Clifford’s metaphor may be a tempting one, but it cannot be wholly right, and it led Clifford himself astray. The development of physics showed that what he thought of as a demonstrated fact was actually a theory. The alleged impossibility of any alternative to the wave theory was refuted by the emer­gence of an alternative. In Clifford’s time the wave theory had superseded an older particle theory, but in 1905 Einstein once again postulated light par­ticles. These new-style particles or “photons” were invoked to explain the photoelectric effect, something that was proving difficult to understand in terms of waves. The photoelectric effect takes place when light is incident on a metal surface and releases electrons from the surface. How could the energy spread across a wave front be concentrated in the way necessary to release a charged particle? This was the problem Einstein’s theory was designed to answer. The light energy, he argued, was concentrated because light consists not of waves, but of particles, albeit particles with unusual properties.35 These developments took place after Clifford’s death. He cannot be blamed for not anticipating them, but they amount to a counterexample to Clifford’s argu­ment and show the need to introduce qualifications into his overconfident picture.

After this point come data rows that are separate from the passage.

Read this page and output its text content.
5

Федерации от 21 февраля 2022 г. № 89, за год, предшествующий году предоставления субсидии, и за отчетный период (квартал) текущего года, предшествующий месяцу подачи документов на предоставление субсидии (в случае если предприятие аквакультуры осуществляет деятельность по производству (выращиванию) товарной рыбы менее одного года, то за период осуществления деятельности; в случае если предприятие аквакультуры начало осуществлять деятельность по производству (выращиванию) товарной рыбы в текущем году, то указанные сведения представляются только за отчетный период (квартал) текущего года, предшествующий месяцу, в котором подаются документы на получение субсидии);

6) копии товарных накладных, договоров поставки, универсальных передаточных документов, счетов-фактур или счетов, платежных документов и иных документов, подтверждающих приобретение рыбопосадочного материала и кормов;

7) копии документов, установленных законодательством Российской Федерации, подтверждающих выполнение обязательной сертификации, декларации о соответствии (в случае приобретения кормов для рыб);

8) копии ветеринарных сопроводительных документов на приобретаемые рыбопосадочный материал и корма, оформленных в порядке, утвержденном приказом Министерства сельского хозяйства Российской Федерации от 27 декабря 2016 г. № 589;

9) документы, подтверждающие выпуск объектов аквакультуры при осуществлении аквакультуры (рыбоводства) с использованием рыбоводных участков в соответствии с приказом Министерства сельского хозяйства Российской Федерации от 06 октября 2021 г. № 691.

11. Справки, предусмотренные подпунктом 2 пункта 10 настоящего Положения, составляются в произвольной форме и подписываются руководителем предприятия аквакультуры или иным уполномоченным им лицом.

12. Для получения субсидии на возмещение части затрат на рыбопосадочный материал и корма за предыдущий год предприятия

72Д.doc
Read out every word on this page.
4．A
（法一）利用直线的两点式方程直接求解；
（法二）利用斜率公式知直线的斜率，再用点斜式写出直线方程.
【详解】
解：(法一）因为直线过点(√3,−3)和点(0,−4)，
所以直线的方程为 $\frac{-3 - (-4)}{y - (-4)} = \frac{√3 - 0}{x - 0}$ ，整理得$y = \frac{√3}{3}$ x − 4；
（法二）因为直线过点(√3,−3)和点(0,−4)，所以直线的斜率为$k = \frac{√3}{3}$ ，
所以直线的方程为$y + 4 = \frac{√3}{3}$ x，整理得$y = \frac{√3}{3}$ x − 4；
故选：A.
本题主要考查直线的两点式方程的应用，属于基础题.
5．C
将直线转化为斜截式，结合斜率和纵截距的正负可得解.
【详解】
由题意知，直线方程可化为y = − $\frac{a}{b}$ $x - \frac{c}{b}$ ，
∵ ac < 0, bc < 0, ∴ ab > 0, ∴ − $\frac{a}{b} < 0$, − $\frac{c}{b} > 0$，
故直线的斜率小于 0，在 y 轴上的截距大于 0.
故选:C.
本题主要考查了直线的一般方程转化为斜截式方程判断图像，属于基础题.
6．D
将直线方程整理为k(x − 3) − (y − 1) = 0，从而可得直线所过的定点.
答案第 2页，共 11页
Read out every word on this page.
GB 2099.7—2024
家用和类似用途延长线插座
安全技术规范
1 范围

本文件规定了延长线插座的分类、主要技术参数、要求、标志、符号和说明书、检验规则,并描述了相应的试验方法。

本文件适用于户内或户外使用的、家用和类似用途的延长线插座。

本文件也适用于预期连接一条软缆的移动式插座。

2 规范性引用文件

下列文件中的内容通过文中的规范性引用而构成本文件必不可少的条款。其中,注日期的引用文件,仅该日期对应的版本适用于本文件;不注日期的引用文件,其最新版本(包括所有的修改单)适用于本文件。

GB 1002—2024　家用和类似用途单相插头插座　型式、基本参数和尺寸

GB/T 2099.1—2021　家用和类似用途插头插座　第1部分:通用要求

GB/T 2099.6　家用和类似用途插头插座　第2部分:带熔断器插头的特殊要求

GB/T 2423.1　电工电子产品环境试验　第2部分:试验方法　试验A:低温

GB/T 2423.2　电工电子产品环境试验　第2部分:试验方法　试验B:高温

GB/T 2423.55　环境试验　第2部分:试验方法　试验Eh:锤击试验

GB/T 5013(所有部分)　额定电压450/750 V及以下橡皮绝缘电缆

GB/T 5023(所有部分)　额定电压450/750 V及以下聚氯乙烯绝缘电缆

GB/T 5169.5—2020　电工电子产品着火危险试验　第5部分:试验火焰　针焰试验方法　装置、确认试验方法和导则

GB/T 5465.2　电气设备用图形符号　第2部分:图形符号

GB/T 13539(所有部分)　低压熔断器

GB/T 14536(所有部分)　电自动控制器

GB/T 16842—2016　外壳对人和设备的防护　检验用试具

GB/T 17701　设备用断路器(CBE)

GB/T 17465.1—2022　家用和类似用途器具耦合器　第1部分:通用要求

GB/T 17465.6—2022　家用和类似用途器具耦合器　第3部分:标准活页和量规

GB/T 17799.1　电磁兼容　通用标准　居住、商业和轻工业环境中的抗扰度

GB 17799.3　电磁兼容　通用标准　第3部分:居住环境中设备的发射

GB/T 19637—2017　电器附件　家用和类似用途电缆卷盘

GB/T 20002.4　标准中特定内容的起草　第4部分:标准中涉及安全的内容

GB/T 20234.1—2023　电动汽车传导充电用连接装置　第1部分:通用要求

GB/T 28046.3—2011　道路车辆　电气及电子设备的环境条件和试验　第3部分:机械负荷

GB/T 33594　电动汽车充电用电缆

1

What was Clifford’s error? It was that of assimilating fundamental scien­tific inquiry to commonsense knowledge. While there are many similarities and connections, Clifford ignored a crucial difference. Everyone has seen, or could see, a man creating footprints in snow. The cause and the effect can be conjoined in experience, and both are open to inspection. This is the basis of subsequent inferences from footprints to their human causes and the basis of the conclusions that can be drawn about, say, the route someone had taken from Chorlton Town Hall to the location of Clifford’s lecture. The physicist, on the other hand, did not come to the wave theory of light by seeing light waves creating diffraction patterns or rainbows. The two things were not con­joined in experience in the way people and footprints have been conjoined. The inference to light waves did not have the same inductive basis as the com – monsense inference with which Clifford was comparing it.36

Clifford’s metaphor may have broken down for light waves, but it might still be applicable to Fage and Simmons’ achievement. It could be argued that Fage and Simmons were confronting the vortices and observing them bringing about their effects. Was not this conjunction precisely what the ex­periment was designed to expose? Even if the experimenters could not actu­ally see the flow of air, they could have made it visible, and others had done exactly that. In any case, the diagrams showing the streamlines of the vortices and the contour lines of equal vorticity allowed them to follow the path and development of the postulated vortices. The experimenters could set these diagrams side by side with the measured lift forces on the wing. Causal con­nections and correlations of phenomena that were originally speculative had, in a sense, been exposed to view, and the step-by-step progress of the cir­culation had been traced. Perhaps tracking the vortices through the pattern of measurements registered in Fage and Simmons’ diagrams was, after all, similar to tracking footprints in the snow.

If Clifford’s metaphor is applicable to the aerodynamic work, does this mean that the question “How does a wing produce lift?” can now be answered with the same level of certitude as the question about the man walking down the Stretford Road? In a sense, yes, it does. The phenomena of circulation, vortices, and lift had been made, or were on the way to being made, part of the routine and reality of daily life. At least, this was true for the laboratory life of some of the experimentalists working in this area. They were becoming increasingly familiar with the patterns in the data and the range of effects to be accounted for. Expectations were crystallizing, and experimenters were learning what they could take for granted. Techniques of calculation and pre­diction were becoming more confident and refined. What was once strange was becoming familiar and part of predictable, daily experience—like getting to know a new town. Learning to live with the theory of circulation was like learning to live in a new environment with new architectural styles and a new street plan. You want to get to Prof. Clifford’s lecture starting out from Chor – lton Town Hall? Then go down the Stretford Road! You want to calculate the induced drag? Then use Prandtl’s formula!37

Significantly, this was not yet how some of the most influential British experts saw the issue. They acknowledged that Fage and Simmons’ results represented a triumph of sorts for Lanchester, Prandtl, and Glauert, but they did not accept that the answer was now known to the question How is lift produced? On the contrary, they maintained that, despite the experimental advances and the increase in empirical knowledge, the answer to this ques­tion remained wholly unknown. Many questions, they acknowledged, had now been answered, but not this one. These experts were not simply being stubborn or blind in the face of mounting evidence, and their reaction un­derlines just how careful one must be in applying Clifford’s metaphor. It must be accepted that what looks like demonstrated fact from one point of view may appear less compelling or revealing from another point of view. This skeptical response to the mounting experimental evidence was articu­lated with great clarity by Richard Vynne Southwell (fig. 9.10). Southwell has already been mentioned in connection with the postwar contact with Prandtl and Gottingen, but it is appropriate to look more closely both at the man and at his response to the growing experimental literature.